For the first time in a long while I recieved a message from an old friend from back in Poland - Wojtek. Now, as I'm going through his and some other friends's profiles I just feel like crying. I feel crappy and exhausted and in need of real friends.
I don't have any real friends. Not really. I mean, I have the usual group of people I hang out with sometimes, but it's just a temporary friendship in my eyes. After I leave for University in a year and a half, will we really stay friends? Honestly, I doubt it. For so many years I have moved and switches schools. There is no one really that I've kept contact with. It's not like I tried - I did, but finally, I just gave up I guess. I realized how long-distance friendships are not possible, same as long-distance relationships.
Hence this is why I have more "friends" I've met over the internet than here where I live. And no, I am not overaxagerating. I don't feel like my friends here know me at all, and neither do I know them. Sure, I have fun with them occasionaly, but it's not that type of bond you would share with your long time best friend.
As I look at these pictures of Wojtek and all the others, I just can't help wanting the same, yet knowing it will not be possible until I finally get myself somewhere stable where I will not move away from after a few years. It kills me slowly.
Because of this constant moving I've become very anti-social and lonely. I can't really just go up to anyone and hang out with them. It takes me time just to get used to a person. Only after a few months would I really start to open up. This year I hoped it would be different. I changed a bit, at the start of the year. A new student came and I was friendly; talkative. That didn't last long. About a month or even more ago I came back to my old self, closing up on everyone technically.

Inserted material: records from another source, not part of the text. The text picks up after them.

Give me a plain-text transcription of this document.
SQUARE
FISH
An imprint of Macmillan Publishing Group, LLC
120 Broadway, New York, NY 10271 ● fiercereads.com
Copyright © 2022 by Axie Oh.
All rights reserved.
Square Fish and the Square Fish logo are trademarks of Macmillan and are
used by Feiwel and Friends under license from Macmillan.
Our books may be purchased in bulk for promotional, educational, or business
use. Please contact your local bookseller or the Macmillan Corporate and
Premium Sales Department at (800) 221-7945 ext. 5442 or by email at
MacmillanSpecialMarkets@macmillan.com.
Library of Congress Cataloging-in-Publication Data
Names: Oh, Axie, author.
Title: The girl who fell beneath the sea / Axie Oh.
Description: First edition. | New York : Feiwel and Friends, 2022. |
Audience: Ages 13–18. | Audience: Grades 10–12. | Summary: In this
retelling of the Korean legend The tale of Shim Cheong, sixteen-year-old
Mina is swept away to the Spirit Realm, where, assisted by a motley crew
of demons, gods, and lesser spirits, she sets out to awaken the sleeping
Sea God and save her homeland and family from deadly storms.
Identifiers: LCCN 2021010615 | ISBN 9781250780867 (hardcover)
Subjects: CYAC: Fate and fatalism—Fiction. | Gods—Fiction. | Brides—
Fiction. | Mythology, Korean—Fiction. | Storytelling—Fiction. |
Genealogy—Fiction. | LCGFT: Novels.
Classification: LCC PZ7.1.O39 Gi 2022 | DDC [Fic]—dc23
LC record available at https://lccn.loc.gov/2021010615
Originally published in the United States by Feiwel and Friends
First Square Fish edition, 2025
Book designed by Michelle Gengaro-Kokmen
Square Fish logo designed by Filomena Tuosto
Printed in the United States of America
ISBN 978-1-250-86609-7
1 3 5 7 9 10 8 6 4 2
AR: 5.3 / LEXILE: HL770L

People say they want to travel a lot, huh? Move around? They hate being stuck in the same place their whole life? You know, I'd change places with them at any point. At least they have the stability, they have their friends they've known all their lives. Moving constantly every few years and finally when you end up being best friends with someone, BAM! You move; you leave. It's neither fun or helpful, and I don't even give a damn about the good sides of moving.
I would rather know either Polish and live in Poland all my life or know Polish and French and live in Belgium all my life (I preferre the second option).
Just be happy with where you are. Be happy you have someone you can call a best friend or even a good friend. I can't really call anyone like that except my older sister (who will be gone for University by September. I don't know how I will survive without her.)